2. Describe three things you learnt about the accounting profession.

The first thing I learnt about the accounting profession is that there is a career path of Audit, Assurance, Tax Advisory, Financial Accounting, Management Accounting, Business Valuation.

The second thing I learnt about the accounting profession is that we can obtain the of qualification of Chartered Accountant of Singapore, Chartered Certified Accountant, and Chartered Accountant from Institute of Singapore Chartered Accountants, Association of Chartered Certified Accountants, and Institute of Chartered Accountants in England and Wales respectively.

The third thing I learnt about the accounting profession is that “Accountants are important in almost any business who trusted with balancing the accounts and to make sure that a company’s finances are safe. The many career of accountancy, such as financial, management and taxation, cater to the needs of its people and show the distance of the industry.”
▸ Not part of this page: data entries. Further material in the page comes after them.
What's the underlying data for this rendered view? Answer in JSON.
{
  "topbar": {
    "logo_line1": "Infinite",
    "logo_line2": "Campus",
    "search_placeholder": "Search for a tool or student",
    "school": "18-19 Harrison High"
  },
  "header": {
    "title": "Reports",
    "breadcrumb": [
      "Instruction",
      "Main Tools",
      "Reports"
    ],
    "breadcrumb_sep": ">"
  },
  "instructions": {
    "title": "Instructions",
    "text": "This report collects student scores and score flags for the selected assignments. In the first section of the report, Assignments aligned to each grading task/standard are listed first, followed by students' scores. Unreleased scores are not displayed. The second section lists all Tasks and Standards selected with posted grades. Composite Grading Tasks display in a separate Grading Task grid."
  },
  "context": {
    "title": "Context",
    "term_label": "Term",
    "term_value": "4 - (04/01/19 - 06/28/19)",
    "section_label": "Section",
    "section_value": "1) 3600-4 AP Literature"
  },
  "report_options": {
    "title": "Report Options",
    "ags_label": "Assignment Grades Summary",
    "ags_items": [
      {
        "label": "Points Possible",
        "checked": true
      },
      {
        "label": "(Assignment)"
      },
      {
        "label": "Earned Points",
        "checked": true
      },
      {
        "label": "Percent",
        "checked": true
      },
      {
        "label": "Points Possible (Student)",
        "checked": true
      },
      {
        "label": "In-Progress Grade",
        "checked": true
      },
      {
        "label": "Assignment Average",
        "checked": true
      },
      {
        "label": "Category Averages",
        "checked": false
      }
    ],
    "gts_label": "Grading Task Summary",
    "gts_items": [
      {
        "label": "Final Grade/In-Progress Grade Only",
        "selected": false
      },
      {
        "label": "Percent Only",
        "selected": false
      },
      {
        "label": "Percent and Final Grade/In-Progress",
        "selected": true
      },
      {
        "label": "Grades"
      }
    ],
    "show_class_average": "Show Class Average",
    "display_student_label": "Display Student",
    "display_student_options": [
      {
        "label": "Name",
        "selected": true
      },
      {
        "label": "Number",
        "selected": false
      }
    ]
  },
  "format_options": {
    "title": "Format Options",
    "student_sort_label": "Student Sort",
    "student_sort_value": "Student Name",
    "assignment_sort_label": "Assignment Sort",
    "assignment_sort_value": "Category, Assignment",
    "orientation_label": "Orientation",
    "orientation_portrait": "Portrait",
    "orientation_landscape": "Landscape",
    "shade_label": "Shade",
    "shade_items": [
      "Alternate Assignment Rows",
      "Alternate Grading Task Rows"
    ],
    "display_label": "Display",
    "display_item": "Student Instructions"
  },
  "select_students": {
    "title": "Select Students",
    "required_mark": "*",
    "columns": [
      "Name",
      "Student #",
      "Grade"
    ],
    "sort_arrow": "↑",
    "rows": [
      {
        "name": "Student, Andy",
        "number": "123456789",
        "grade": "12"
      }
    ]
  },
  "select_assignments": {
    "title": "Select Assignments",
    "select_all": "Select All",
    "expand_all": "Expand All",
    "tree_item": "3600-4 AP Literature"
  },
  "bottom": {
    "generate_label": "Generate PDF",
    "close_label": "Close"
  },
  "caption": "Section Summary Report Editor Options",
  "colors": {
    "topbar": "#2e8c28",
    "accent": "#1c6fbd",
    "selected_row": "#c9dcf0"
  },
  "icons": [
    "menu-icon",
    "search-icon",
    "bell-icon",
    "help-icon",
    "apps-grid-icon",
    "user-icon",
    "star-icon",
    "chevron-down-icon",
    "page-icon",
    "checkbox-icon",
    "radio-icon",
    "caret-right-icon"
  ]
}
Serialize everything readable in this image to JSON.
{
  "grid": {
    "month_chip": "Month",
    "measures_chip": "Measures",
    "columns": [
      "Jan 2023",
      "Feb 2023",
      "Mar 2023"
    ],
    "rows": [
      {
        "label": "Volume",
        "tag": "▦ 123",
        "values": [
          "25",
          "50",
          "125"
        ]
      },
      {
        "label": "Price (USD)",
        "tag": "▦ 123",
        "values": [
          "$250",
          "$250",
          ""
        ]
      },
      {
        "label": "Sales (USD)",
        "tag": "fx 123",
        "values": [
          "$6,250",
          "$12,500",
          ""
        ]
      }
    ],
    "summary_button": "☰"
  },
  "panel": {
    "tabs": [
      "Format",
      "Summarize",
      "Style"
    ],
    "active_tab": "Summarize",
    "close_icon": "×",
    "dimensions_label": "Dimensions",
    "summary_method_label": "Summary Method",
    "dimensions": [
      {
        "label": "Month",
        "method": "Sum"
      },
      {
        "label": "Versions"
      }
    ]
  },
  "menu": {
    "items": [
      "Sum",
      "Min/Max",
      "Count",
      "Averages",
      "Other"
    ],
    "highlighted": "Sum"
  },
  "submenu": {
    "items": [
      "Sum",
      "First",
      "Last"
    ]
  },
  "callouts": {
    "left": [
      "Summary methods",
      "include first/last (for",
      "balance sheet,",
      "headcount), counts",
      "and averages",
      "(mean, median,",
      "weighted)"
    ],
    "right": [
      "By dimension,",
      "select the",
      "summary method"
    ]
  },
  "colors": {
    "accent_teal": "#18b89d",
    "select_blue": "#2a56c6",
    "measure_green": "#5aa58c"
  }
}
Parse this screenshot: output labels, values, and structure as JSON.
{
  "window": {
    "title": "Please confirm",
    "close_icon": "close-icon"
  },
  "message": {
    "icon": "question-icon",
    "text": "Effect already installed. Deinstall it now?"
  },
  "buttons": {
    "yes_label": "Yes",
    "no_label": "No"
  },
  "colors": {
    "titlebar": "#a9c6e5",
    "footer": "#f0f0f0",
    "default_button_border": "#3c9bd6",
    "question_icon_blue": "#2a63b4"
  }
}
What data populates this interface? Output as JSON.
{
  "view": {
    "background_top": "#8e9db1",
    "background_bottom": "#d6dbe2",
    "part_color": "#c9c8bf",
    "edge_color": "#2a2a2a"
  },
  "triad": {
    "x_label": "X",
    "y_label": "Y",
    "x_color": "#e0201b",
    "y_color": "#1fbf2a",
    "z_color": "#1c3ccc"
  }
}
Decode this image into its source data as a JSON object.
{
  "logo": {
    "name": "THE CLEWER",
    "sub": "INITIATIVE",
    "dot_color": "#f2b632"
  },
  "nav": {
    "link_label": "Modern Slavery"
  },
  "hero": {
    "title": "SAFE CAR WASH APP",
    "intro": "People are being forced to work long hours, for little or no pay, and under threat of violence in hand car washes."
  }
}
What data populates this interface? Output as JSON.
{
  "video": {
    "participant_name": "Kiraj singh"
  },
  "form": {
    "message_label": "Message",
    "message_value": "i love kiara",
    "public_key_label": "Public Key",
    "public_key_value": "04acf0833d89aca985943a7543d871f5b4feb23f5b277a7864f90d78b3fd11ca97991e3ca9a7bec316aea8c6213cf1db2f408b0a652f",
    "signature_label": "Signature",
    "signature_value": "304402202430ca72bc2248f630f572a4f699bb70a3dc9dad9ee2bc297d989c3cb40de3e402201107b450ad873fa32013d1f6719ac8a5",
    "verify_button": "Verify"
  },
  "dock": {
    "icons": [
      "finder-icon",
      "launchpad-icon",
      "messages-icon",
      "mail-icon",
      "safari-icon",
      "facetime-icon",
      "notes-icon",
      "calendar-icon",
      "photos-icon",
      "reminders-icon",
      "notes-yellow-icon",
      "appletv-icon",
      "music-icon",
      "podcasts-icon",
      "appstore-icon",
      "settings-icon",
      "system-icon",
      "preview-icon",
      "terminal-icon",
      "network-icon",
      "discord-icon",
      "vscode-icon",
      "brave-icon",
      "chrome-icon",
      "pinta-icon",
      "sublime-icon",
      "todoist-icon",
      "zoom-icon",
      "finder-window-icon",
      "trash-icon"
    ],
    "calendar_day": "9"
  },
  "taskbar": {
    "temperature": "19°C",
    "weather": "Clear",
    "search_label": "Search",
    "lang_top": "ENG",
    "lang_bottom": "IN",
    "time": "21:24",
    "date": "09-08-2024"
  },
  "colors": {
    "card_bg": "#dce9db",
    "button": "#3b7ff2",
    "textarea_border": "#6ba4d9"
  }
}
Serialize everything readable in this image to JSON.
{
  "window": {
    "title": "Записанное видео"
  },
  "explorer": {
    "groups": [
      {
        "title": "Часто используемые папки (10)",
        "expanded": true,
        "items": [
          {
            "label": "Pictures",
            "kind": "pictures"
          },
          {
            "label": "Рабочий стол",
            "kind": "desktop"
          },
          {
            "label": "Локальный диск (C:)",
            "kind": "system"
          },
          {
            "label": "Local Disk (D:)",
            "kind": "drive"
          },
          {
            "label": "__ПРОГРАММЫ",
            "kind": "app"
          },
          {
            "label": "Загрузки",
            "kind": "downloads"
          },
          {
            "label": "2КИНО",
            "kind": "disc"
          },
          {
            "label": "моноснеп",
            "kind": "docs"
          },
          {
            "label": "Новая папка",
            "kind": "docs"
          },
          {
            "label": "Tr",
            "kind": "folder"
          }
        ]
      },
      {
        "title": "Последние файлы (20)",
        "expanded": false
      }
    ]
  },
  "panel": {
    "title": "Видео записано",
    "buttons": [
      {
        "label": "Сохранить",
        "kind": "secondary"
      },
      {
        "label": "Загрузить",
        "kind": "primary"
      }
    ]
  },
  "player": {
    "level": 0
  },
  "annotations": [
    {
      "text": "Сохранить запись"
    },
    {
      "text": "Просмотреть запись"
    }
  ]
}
3. How will you follow up with the information that you have gathered and contacts that you have made?
I will be studying hard first to get a good grade especially modules such as accounting and auditing which would help my portfolio to look better and increase my chances of being accepted by one of the Big 4 accounting firm. After I had gradated with a diploma in Accountancy, I will study in ACCA to obtain the qualification of charted accountant and after that I will choose to become an audit in one of the Big 4 accounting firm.